Cigar 101: Top three cigar myths
Despite living in an age of unprecedented access to information, some cigar myths persist. By now most of us know that a great cigar does not have to be Cuban. But there are a handful of untruths that continue to plague blogs, cigar catalogs and message boards wherever aficionados congregate. Here is our list of the top three cigar myths as we’ve observed:
1. Pure white ash is the mark of a high-quality cigar.
We’re not sure how this one got started, but it’s entirely untrue. White ash is a sign of large deposits of phosphorous and calcium in the soil that the tobacco was grown in. Cigars with dark ash were grown in soil with lots of magnesium. It’s not rocket science, people. Cuban cigars, renowned for their quality, hardly ever have that blinding white ash since their soil does not contain much calcium. We hear there’s a lot of lithium in Cuban soil as well. Could that explain why their cigars “decrease abnormal activity in the brain” as those prescribed lithium seek to do? Nah, that description fits any good cigar. Now, if the ash isn’t white, black OR gray… you might have a problem.
2. Don’t light a cigar with anything other than a match, burning cedar or a butane torch.

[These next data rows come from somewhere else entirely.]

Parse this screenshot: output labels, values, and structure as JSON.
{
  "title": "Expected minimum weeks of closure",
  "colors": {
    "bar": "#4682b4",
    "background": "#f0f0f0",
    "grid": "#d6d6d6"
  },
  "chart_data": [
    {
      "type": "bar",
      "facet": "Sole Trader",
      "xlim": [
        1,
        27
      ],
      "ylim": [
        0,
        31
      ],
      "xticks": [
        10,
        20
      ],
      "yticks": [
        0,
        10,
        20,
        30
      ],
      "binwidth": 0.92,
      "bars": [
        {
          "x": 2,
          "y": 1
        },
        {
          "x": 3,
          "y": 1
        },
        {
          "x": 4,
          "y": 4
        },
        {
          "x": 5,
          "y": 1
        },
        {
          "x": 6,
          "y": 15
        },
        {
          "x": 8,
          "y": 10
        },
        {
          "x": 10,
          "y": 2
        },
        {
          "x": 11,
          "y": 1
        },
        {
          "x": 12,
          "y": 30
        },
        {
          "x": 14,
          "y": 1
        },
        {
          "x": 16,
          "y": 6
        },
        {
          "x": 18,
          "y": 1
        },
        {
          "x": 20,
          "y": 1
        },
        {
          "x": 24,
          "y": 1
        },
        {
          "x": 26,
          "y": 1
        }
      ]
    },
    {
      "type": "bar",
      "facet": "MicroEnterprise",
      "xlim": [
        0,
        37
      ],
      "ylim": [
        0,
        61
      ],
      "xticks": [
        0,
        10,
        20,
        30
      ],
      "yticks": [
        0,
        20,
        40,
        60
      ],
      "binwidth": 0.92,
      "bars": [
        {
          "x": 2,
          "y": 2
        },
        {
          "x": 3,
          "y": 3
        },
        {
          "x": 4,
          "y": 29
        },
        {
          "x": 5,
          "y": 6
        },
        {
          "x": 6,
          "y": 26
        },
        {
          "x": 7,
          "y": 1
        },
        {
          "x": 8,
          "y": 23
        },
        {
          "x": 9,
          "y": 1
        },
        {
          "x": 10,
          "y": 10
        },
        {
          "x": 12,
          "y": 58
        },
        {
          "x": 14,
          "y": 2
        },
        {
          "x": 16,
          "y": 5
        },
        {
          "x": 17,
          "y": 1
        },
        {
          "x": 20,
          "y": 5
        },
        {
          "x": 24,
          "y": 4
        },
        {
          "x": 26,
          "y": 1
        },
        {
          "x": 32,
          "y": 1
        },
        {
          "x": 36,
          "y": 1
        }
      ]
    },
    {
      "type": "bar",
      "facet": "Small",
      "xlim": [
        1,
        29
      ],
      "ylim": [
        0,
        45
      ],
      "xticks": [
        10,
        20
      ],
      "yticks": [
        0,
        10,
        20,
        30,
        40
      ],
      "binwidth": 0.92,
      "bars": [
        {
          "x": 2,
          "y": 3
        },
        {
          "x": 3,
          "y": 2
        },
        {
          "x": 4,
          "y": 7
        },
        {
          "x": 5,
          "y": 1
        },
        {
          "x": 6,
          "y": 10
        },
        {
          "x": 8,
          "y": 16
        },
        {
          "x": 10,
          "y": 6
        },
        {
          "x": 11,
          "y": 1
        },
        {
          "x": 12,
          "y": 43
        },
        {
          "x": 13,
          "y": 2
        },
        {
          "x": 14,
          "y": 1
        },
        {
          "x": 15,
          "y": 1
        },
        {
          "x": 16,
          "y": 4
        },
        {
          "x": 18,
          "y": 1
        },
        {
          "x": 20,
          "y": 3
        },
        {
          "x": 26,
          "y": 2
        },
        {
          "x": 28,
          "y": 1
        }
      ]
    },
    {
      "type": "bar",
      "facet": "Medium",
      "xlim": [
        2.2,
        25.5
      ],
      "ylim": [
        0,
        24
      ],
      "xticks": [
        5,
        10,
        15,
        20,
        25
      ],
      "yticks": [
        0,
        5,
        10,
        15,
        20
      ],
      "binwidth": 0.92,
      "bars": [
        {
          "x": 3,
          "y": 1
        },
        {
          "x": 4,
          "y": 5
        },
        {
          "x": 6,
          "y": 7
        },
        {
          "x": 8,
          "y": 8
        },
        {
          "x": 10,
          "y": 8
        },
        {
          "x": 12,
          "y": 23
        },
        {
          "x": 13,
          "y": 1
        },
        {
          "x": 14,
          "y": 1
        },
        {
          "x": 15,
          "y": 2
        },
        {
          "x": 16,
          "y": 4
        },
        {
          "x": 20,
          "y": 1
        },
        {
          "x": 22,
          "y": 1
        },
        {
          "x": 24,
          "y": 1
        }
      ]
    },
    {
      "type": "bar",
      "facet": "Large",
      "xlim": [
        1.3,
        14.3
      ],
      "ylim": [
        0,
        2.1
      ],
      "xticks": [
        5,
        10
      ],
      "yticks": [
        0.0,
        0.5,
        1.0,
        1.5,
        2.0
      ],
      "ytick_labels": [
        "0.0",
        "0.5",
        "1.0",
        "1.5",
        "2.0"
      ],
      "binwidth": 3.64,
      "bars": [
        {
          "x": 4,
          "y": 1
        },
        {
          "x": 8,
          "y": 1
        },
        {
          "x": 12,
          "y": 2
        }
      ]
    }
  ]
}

Coming from a company that wants to sell you cigar accessories, it may be a shock for us to expose this myth, but that’s just what it is — a myth. Aficionados avoid Bic lighters, Zippos and kitchen matches like the plague. They’re afraid it will impart a nasty flavor to their smoke. If it does, they’re not lighting their cigar properly. The cardinal rule of the light is: don’t let the flame touch your cigar. The only way the flame can impart a fuel flavor to your tobacco is if you’re rolling your cigar around in it. Rather, the proper technique is to keep the flame just far enough from the foot to generate enough heat to get your stick burning.
This is not to say you shouldn’t buy a badass triple-torch lighter, it will certainly kick a Bic’s butt in functionality. As long as you’ve got the proper lighting technique, you’ve got nothing to worry about… except for the people laughing at you for using a gas station lighter on a $10 stick. But you’ll be chuckling on the inside knowing they’re compensating for a lack of something else…
3. Licking the cigar is necessary to keep the wrapper intact.
This myth goes back to the days when quality assurance on cigars was in its infancy. About a century ago people wet the tip of their cigar every time to make sure the wrapper stayed together. But these cigars were rarely properly humidified. Today’s cigars, for the most part, are conditioned well and no licking is necessary. It can’t hurt the cigar unless you absolutely soak it in saliva, but it might gross your friends out.